Воспоминания
Эвакуация и бегство

Ленинградская блокада
Видео

Розенбойм Ира

Родилась в 1935 году в Одессе. В 1941-44гг. находилась в эвакуации в Азербайджане. В 1944 году вернулась в Одессу.

КАК МЫ БОЛЕЛИ И ЛЕЧИЛИСЬ В ЭВАКУАЦИИ

Я родилась в Одессе и свои первые счастливые годы прожила в этом чудесном городе.

22 июня 1941 года началась война. Немцы бомбили Одессу. Мне к этому времени было пять с половиной лет, брату еще не было трех. У нас еще была сестра Злата семнадцати лет. Наш отец ушел на фронт добровольцем, так как его год рождения еще не призывался. Перед уходом он сказал сестре: «Защищать родину должны все ― от молодых до стариков. Но ты на фронт идти не должна, так как у тебя на руках двое детей. — При этом он имел в виду, что наша мама к тому времени была инвалидом. — Ты должна помочь матери воспитать детей».

Добровольно уйдя на фронт, отец оказался со своей частью в октябре 1941 года в окружении; он сам вызвался пойти в разведку и не вернулся. Позднее мы получили извещение, что он «пропал без вести». Лишь в 1947 году мы достоверно узнали, что он погиб.

У мамы был племянник, который служил в Красной армии, кажется, был уже капитаном. Когда стало известно, что Одессу будут сдавать, он пришел к нам и сказал матери: «Соня, бери детей подмышку и минимум вещей. За вами завтра придет грузовик, вот талоны на эвакуацию на теплоходе «Крым»». И 14 сентября моя мама с тремя детьми и её младшая сестра с двумя мальчиками направились в порт.

До сих пор перед моими глазами стоит картина: Мы едем на грузовике по горящему городу, сквозь дым и пламя мы спускаемся в порт. Там нас посадили на теплоход «Крым», который вывозил раненых. Раненые лежали на всех палубах. Нам, детям, давали галеты, и мы кормили тех из раненых, кто не мог сам кушать. К тому времени мы уже знали, что незадолго до того вышедший из Одессы теплоход «Ленин» подорвался на мине и затонул. Наш теплоход сопровождали советские эсминцы. Немецкие самолеты бомбили нас. Но с эсминцев по ним стреляли из зенитных орудий. И на наших глазах был сбит один немецкий самолет. Мы, дети, радостно кричали «Ура!».

Наконец, без повреждений мы дошли до Новороссийска. Там нас высадили на берег вместе с ранеными. Сутки мы ждали поезд, на котором должны были ехать дальше. Ночью, когда мы спали, нашу семью обворовали: украли половину вещей. Утром нас и раненых погрузили на поезд, и мы поехали дальше.

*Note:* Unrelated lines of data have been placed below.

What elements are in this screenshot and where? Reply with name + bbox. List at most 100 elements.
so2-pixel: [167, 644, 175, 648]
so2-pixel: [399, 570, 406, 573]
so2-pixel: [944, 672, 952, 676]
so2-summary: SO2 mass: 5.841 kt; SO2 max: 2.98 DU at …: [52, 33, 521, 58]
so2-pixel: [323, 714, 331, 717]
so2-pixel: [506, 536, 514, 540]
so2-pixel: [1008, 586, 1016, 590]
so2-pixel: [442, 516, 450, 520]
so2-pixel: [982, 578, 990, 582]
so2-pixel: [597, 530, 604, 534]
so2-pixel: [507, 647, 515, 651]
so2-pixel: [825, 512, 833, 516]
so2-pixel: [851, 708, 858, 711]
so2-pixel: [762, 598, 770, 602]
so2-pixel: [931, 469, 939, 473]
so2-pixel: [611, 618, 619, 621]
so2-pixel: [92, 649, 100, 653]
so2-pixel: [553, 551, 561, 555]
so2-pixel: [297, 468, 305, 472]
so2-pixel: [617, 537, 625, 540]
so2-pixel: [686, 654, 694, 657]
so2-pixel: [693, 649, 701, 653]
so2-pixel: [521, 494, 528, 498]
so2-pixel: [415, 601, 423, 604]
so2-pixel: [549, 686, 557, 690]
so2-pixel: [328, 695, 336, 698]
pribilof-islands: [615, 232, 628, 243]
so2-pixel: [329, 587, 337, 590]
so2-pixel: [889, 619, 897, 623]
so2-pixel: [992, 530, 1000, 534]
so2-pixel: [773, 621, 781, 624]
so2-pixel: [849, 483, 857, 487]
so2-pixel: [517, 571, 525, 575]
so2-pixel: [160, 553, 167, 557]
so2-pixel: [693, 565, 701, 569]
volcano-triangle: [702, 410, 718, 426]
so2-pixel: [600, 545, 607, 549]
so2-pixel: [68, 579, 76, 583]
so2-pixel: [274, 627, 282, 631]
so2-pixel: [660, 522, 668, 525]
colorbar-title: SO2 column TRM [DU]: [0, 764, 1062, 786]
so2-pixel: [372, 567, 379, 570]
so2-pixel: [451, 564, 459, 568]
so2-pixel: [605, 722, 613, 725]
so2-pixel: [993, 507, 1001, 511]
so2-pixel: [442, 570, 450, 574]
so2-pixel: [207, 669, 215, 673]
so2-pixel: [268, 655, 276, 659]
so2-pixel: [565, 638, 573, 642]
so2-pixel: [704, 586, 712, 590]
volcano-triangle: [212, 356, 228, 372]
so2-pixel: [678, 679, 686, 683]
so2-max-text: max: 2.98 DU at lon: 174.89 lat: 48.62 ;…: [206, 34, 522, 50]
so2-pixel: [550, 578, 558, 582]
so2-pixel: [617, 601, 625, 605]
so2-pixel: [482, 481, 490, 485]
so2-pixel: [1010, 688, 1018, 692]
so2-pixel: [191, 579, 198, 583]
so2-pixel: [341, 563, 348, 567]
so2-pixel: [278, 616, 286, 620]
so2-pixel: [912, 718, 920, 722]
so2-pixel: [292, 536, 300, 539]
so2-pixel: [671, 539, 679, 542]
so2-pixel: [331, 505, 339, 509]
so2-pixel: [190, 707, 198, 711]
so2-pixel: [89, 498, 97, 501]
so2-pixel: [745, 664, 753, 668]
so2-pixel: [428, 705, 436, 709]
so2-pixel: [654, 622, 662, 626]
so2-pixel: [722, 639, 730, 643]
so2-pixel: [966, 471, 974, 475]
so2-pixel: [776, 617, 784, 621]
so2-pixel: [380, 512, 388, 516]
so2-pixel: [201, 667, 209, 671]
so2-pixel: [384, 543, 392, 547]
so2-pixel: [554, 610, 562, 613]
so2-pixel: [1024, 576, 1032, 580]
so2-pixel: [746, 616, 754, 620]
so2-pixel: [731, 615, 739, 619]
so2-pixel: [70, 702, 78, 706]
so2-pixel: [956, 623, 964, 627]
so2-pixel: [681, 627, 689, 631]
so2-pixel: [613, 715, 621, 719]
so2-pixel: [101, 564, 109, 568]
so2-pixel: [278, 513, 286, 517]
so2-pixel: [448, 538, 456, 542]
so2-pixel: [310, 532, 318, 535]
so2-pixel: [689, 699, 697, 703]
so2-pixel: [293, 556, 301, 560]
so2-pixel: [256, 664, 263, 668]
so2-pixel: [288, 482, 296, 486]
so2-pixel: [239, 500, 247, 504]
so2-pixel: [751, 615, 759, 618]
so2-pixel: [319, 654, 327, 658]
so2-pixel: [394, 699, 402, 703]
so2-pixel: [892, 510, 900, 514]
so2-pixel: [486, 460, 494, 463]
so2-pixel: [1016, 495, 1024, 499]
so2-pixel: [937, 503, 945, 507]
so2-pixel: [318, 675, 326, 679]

И снова на нас совершили налет немецкие самолеты, на этот раз поезд разбомбили. Много людей погибло, в основном раненых. Мы же остались невредимы. Затем нас посадили в арбу, которую везли волы. Я помню, как возница им кричал: «Цоб-цобе, цоб-цобе!» Но волы двигались медленно, ехали мы очень долго. По дороге нас снова бомбили. Было страшно. Однажды, когда мама плакала, мой трехлетний братик сказал ей: «Мама, не пачь и не бося, я выласту бошой, поставлю на делево стучик на стучик и убью этого Гитера» («Мама, не плачь, не бойся, я вырасту большой, поставлю на дерево стульчик на стульчик и убью этого Гитлера»).

На волах мы доехали до города Махачкала. Там нас вместе с другими беженцами разместили в фойе кинотеатра. Здесь мы целую неделю спали на цементном полу. Затем беженцев начали отправлять через Каспийское море в Среднюю Азию. Но я заболела, у меня обнаружили высокую температуру. Меня забрали в какую-то комнату, которая оказалась изолятором; там я лежала на столе. В тот день, когда надо было садиться на пароход, мама и тетя решили забрать меня. Но пришли врачи и определили, что у меня корь, и хотели забрать меня в какую-то больницу. Мама и тетя ответили, что никуда меня не отдадут, а на пароход садиться не будут. Так мы не попали в Среднюю Азию.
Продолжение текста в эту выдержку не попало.